La ex "rubia de Rombai" está presente en gran parte del "viaje" que muestra film, y sobre el final los protagonistas dan sus versiones sobre la desvinculación. Por fuera del relato oficial, Camila reveló en una entrevista semanas atrás que le había planteado a Vázquez la posibilidad de irse de la banda porque "sentía que ellos iban a fracasar por su culpa".

—Fernando, ¿vos pensaste en algún momento que Camila perjudicaba a la banda?

—No, para nada. Esto se trata de pasarla bien y hacer lo que uno disfruta. Yo tengo mucha pasión por lo que hago, puedo pasar muchas horas grabando y días sin dormir. Si no te gusta se te hace tedioso. Eso le pasaba a Cami y la tuvimos que apoyar en su decisión de dejar. Fue tan difícil para ella como para nosotros, pero lo que se necesita para lograr cosas es tener pasión.
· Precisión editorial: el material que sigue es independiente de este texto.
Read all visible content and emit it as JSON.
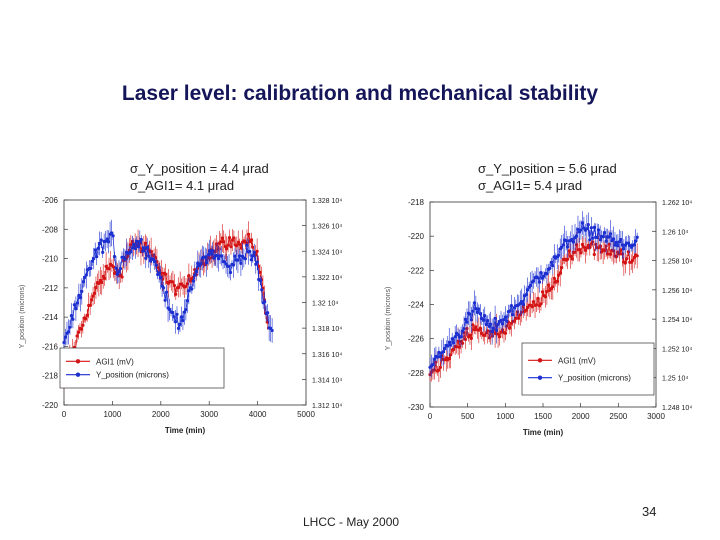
{
  "slide": {
    "title": "Laser level: calibration and mechanical stability",
    "footer": "LHCC - May 2000",
    "page_number": "34",
    "left_sigma": [
      "σ_Y_position = 4.4 μrad",
      "σ_AGI1= 4.1 μrad"
    ],
    "right_sigma": [
      "σ_Y_position = 5.6 μrad",
      "σ_AGI1= 5.4 μrad"
    ]
  },
  "colors": {
    "agi1": "#d41414",
    "y_position": "#1c2fd0",
    "title": "#15155a"
  },
  "chart_data": [
    {
      "type": "line",
      "xlabel": "Time (min)",
      "ylabel": "Y_position (microns)",
      "xlim": [
        0,
        5000
      ],
      "xticks": [
        "0",
        "1000",
        "2000",
        "3000",
        "4000",
        "5000"
      ],
      "ylim": [
        -220,
        -206
      ],
      "yticks": [
        "-220",
        "-218",
        "-216",
        "-214",
        "-212",
        "-210",
        "-208",
        "-206"
      ],
      "y2lim": [
        13120.0,
        13280.0
      ],
      "y2ticks": [
        "1.312 10⁴",
        "1.314 10⁴",
        "1.316 10⁴",
        "1.318 10⁴",
        "1.32 10⁴",
        "1.322 10⁴",
        "1.324 10⁴",
        "1.326 10⁴",
        "1.328 10⁴"
      ],
      "legend_position": "bottom-left",
      "series": [
        {
          "name": "AGI1 (mV)",
          "axis": "right",
          "x": [
            0,
            250,
            500,
            750,
            1000,
            1100,
            1200,
            1400,
            1600,
            1800,
            2000,
            2200,
            2400,
            2600,
            2800,
            3000,
            3200,
            3400,
            3600,
            3800,
            4000,
            4100,
            4200
          ],
          "y": [
            13143,
            13168,
            13195,
            13218,
            13230,
            13221,
            13226,
            13247,
            13243,
            13238,
            13226,
            13214,
            13209,
            13217,
            13231,
            13237,
            13245,
            13248,
            13244,
            13252,
            13235,
            13212,
            13185
          ]
        },
        {
          "name": "Y_position (microns)",
          "axis": "left",
          "x": [
            0,
            250,
            500,
            750,
            1000,
            1100,
            1200,
            1400,
            1600,
            1800,
            2000,
            2200,
            2400,
            2600,
            2800,
            3000,
            3200,
            3400,
            3600,
            3800,
            4000,
            4100,
            4300
          ],
          "y": [
            -215.6,
            -213.5,
            -210.8,
            -209.2,
            -208.5,
            -211.0,
            -210.0,
            -209.2,
            -209.0,
            -209.8,
            -211.4,
            -213.8,
            -214.3,
            -212.5,
            -210.2,
            -209.6,
            -209.8,
            -210.7,
            -210.0,
            -209.4,
            -210.6,
            -212.6,
            -215.2
          ]
        }
      ]
    },
    {
      "type": "line",
      "xlabel": "Time (min)",
      "ylabel": "Y_position (microns)",
      "xlim": [
        0,
        3000
      ],
      "xticks": [
        "0",
        "500",
        "1000",
        "1500",
        "2000",
        "2500",
        "3000"
      ],
      "ylim": [
        -230,
        -218
      ],
      "yticks": [
        "-230",
        "-228",
        "-226",
        "-224",
        "-222",
        "-220",
        "-218"
      ],
      "y2lim": [
        12480.0,
        12620.0
      ],
      "y2ticks": [
        "1.248 10⁴",
        "1.25 10⁴",
        "1.252 10⁴",
        "1.254 10⁴",
        "1.256 10⁴",
        "1.258 10⁴",
        "1.26 10⁴",
        "1.262 10⁴"
      ],
      "legend_position": "bottom-right",
      "series": [
        {
          "name": "AGI1 (mV)",
          "axis": "right",
          "x": [
            0,
            200,
            400,
            600,
            800,
            1000,
            1200,
            1400,
            1600,
            1800,
            2000,
            2200,
            2400,
            2600,
            2750
          ],
          "y": [
            12504,
            12513,
            12523,
            12536,
            12528,
            12533,
            12543,
            12550,
            12560,
            12581,
            12590,
            12589,
            12586,
            12583,
            12580
          ]
        },
        {
          "name": "Y_position (microns)",
          "axis": "left",
          "x": [
            0,
            200,
            400,
            600,
            800,
            1000,
            1200,
            1400,
            1600,
            1800,
            2000,
            2200,
            2400,
            2600,
            2750
          ],
          "y": [
            -227.6,
            -226.6,
            -225.6,
            -224.2,
            -225.4,
            -224.8,
            -223.8,
            -222.6,
            -221.8,
            -220.4,
            -219.6,
            -219.8,
            -220.2,
            -220.6,
            -220.4
          ]
        }
      ]
    }
  ]
}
—Ella comentó que te planteó que sentía que perjudicaba al grupo y vos no le dijiste que no fuera así.

—Lo que yo hice fue apoyarla en su decisión. No era lo que yo pensaba, por eso nunca se lo aclaré. Obviamente necesitábamos más esfuerzos de ella, pero no le podía pedir más esfuerzos a alguien que no se estaba sintiendo cómoda en lo que estaba trabajando. Además, es mi amiga y la entiendo.

—¿Siguen hablando?

—Todo el tiempo, tenemos un grupo de amigos en común que es el de facultad donde nació la banda. Está todo bien, dejamos de lado Rombai y establecimos nuestra amistad.